O consultor dos setores automotivo e de mobilidade e apresentador do Papo de Garagem Ricardo Bacellar avaliou que a conclusão do Gecex foi uma “solução salomônica”, isto é, pode aparentemente satisfazer os dois lados, mas não endereça o que ele considera ser problemas mais graves. “É uma forma de se acomodar a brigar. A BYD talvez fique satisfeita, as outras montadoras também. Mas o grande problema que trava a indústria não foi nem falado”, ponderou. Na perspectiva dele, grandes questões travam o impulso do aumento de vendas de veículos novos no Brasil, como os impostos sobre o setor e a taxa de juros que dificulta o financiamento.

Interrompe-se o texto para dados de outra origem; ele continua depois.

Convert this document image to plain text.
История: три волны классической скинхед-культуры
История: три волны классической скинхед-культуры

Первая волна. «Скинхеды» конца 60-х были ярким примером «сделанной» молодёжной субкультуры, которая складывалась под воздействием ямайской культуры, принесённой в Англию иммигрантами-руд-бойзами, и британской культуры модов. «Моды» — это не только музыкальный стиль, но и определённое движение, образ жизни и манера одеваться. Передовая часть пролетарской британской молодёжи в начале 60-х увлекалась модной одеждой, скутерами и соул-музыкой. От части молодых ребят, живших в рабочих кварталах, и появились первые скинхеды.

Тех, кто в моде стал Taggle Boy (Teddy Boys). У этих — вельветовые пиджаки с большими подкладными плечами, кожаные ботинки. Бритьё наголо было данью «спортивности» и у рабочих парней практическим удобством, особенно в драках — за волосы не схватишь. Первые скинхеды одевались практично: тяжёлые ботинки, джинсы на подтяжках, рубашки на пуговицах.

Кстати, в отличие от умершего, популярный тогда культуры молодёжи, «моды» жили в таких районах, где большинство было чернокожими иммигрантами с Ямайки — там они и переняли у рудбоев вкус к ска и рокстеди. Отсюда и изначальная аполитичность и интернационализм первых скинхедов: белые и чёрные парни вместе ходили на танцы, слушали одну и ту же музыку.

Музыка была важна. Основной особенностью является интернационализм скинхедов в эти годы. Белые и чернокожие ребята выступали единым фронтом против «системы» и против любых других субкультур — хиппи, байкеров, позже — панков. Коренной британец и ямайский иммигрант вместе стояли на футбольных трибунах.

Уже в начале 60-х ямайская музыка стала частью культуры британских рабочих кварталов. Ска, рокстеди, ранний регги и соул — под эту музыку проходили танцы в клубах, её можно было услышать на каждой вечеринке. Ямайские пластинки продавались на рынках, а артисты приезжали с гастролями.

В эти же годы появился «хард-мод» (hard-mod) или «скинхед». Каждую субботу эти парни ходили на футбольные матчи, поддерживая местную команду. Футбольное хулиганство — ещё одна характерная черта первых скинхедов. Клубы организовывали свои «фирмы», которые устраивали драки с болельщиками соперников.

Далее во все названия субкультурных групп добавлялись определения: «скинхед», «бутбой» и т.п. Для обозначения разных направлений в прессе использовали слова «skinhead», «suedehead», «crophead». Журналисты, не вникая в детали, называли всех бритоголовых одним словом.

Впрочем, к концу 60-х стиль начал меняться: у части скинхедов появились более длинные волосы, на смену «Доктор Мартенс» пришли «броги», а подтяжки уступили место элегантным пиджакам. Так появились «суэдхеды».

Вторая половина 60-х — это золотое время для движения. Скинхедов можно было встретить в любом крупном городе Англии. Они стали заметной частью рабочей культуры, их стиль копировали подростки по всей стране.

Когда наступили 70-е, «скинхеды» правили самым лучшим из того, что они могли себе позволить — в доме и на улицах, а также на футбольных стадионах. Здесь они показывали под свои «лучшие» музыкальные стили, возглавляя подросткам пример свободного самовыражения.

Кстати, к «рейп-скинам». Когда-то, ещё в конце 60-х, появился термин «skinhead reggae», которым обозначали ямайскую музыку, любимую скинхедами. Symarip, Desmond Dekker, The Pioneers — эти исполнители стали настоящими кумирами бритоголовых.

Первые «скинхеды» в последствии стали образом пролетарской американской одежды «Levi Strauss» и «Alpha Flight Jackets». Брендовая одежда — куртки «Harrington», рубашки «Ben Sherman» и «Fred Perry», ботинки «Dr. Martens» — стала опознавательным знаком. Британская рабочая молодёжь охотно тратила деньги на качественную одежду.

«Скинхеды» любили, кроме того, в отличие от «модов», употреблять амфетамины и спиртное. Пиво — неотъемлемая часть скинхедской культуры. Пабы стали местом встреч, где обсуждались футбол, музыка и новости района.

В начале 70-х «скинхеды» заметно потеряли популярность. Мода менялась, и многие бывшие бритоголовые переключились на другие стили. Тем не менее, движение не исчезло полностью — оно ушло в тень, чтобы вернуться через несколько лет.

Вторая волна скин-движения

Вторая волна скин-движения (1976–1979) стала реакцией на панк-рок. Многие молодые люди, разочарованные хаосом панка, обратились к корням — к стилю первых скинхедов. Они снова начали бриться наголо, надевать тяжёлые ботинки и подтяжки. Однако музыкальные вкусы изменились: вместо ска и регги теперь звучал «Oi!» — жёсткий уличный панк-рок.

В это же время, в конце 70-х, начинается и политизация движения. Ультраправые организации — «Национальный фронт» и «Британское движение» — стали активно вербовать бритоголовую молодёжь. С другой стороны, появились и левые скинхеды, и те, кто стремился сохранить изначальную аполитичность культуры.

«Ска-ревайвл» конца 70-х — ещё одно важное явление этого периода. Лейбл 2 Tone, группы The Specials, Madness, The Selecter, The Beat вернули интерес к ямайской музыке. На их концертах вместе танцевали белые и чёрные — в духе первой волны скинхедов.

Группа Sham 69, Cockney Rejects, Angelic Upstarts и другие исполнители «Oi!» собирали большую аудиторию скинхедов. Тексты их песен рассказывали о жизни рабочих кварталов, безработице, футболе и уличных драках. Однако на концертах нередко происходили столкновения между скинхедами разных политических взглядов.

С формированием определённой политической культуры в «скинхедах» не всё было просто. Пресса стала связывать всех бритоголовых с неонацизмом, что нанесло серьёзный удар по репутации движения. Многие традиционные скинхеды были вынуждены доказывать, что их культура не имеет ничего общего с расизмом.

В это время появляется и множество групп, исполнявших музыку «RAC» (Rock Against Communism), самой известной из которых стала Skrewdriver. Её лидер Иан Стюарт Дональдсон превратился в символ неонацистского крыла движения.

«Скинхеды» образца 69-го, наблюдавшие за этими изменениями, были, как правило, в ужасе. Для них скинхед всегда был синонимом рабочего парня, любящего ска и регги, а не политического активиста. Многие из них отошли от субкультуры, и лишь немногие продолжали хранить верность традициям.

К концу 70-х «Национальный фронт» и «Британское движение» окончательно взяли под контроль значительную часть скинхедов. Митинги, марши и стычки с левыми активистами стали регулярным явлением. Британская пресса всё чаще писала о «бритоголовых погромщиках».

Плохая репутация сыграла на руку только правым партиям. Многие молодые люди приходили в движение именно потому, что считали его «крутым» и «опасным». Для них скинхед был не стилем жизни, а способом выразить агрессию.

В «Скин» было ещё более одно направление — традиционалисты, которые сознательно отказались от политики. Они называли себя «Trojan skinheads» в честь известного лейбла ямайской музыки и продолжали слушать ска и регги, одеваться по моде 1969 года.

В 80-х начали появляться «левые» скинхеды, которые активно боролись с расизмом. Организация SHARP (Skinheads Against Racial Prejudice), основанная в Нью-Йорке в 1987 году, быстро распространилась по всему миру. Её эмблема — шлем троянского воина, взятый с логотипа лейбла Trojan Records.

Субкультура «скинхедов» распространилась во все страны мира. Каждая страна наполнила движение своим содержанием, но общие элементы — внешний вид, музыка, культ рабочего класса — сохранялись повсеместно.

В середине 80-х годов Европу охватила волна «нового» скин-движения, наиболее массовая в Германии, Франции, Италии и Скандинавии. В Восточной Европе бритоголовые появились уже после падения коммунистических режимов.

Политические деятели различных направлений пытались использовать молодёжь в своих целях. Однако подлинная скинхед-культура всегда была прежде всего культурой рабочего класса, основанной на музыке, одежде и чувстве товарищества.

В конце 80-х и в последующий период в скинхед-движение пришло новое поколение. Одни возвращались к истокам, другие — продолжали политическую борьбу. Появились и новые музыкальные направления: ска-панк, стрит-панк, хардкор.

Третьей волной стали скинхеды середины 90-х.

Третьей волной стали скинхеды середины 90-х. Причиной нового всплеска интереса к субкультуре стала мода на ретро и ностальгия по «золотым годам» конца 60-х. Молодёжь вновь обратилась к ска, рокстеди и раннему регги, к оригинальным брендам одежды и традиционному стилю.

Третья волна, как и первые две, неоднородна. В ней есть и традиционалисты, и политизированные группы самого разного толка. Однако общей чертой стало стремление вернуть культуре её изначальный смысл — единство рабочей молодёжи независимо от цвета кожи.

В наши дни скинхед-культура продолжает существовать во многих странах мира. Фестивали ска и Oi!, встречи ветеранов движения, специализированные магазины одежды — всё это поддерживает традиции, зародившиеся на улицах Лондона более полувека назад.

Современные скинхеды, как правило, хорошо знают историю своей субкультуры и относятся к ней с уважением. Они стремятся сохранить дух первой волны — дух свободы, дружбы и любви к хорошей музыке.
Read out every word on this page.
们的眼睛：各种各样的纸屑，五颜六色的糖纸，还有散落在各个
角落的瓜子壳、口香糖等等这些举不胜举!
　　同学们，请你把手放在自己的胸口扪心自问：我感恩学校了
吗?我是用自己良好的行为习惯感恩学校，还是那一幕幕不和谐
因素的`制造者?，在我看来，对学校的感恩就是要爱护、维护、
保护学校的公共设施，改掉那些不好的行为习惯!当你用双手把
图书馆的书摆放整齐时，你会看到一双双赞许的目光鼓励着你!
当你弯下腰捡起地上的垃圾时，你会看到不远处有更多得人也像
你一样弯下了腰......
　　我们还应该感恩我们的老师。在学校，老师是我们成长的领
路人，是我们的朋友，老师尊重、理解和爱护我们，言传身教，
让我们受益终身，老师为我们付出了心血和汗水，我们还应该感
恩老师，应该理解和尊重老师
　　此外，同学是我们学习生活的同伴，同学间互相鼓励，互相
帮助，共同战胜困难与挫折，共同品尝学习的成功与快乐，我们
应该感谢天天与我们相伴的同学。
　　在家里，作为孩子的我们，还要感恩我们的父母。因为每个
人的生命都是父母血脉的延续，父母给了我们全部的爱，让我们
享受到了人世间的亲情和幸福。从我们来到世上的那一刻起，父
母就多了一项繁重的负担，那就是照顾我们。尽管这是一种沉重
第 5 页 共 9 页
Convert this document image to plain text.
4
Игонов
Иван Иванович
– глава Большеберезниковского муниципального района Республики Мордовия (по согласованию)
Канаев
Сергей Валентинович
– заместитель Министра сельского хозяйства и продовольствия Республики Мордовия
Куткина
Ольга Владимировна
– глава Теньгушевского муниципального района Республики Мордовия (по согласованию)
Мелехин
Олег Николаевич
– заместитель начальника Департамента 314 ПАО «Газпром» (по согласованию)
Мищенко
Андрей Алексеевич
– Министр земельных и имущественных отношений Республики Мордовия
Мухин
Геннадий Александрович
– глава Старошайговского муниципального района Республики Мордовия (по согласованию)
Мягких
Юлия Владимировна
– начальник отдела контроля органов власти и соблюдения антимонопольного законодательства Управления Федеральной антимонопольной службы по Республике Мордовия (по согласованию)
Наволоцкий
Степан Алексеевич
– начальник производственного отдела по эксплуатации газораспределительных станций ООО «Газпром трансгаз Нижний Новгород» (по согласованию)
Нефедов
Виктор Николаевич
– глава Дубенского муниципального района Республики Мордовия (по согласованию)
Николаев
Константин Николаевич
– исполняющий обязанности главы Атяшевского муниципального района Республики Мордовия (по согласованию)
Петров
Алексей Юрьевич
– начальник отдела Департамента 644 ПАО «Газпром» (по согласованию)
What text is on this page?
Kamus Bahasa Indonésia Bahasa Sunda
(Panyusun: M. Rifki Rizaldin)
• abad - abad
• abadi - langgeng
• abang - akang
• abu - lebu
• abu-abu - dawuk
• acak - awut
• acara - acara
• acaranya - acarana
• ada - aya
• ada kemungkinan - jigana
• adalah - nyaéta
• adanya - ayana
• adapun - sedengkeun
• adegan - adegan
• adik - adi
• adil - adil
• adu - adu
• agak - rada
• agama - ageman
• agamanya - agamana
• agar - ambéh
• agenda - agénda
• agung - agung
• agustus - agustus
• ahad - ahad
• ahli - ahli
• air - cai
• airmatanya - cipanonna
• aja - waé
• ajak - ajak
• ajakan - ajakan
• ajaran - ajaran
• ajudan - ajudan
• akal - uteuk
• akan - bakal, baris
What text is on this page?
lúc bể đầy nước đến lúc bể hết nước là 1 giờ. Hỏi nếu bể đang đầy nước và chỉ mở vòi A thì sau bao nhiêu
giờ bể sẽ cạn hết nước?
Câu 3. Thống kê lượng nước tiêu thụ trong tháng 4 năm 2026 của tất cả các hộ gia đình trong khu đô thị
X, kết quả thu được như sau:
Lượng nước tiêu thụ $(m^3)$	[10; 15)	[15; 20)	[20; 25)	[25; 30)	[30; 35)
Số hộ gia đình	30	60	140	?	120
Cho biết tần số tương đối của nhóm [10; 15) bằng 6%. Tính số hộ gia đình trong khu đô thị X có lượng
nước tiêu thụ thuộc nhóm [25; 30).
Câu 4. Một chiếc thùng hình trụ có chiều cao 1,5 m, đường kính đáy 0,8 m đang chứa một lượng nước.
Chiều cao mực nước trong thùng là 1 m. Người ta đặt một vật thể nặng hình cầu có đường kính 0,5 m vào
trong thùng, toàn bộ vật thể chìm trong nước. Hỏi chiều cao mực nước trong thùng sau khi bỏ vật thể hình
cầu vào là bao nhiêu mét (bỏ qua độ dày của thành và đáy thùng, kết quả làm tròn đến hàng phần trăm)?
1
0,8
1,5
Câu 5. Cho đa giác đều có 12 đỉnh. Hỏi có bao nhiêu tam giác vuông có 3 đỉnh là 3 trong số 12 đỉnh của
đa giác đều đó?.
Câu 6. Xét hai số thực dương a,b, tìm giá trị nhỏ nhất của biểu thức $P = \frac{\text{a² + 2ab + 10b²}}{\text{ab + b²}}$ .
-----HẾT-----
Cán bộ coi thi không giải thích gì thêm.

O CMO da consultoria automotiva Bright Consulting, Cássio Pagliarini, sublinhou a necessidade de proteção da indústria brasileira. “Barreira comercial é algo que precisa ser colocado, a não ser que o país diga que abandonará a indústria automotiva e será um lugar só de CKD”.
Troca de cartas pressionou governo em diferentes lados
A conclusão do Gecex surgiu após semanas de manifestações dos diferentes lados envolvidos na disputa. Em uma carta endereçada ao presidente Lula (PT), os líderes da General Motors, da Stellantis, da Toyota e da Volkswagen argumentam que as empresas trabalharam por 70 anos para se consolidar no Brasil e que prevêem investir R$ 180 bilhões nos próximos anos, sendo R$ 130 bilhões no desenvolvimento e produção de veículos e os demais R$ 50 bilhões no parque de autopeças.
Para elas, o governo favoreceria as empresas chinesas e uma concorrência desleal caso aceitasse a redução de alíquota. “Ao contrário do que querem fazer crer, a importação de conjuntos de partes e peças não será uma etapa de transição para um novo modelo de industrialização, mas representará um padrão operacional que tenderá a se consolidar e prevalecer, reduzindo a abrangência do processo produtivo nacional e, consequentemente, o valor agregado e o nível de geração de empregos (...). Representaria, na verdade, um legado de desemprego, desequilíbrio da balança comercial e dependência tecnológica”, diz trecho da carta.
Governadores de seis estados onde funcionam montadoras — e Minas Gerais, Paraná, Rio de Janeiro, Rio Grande do Sul, Santa Catarina e São Paulo — também enviaram uma carta ao vice-presidente, Geraldo Alckmin. Os argumentos foram similares aos das montadoras tradicionais. “A substituição da produção local por montagens de kits importados com baixo valor agregado tende a comprometer empregos, fragilizar fornecedores nacionais e enfraquecer a política industrial construída ao longo de décadas”, diz o documento.
Já a BYD publicou uma nota em que chamou as montadoras de “dinossauros”. “A redução temporária de imposto que a BYD pleiteia segue uma lógica simples e razoável: não faz sentido aplicar o mesmo nível de tributação sobre veículos 100% prontos trazidos do exterior e sobre veículos que são montados no Brasil, com geração de empregos locais, movimentação da cadeia logística e pagamento de encargos. Isso não é nenhuma novidade, outras montadoras já adotaram a mesma prática antes de ter a produção completa local”, diz trecho do comunicado.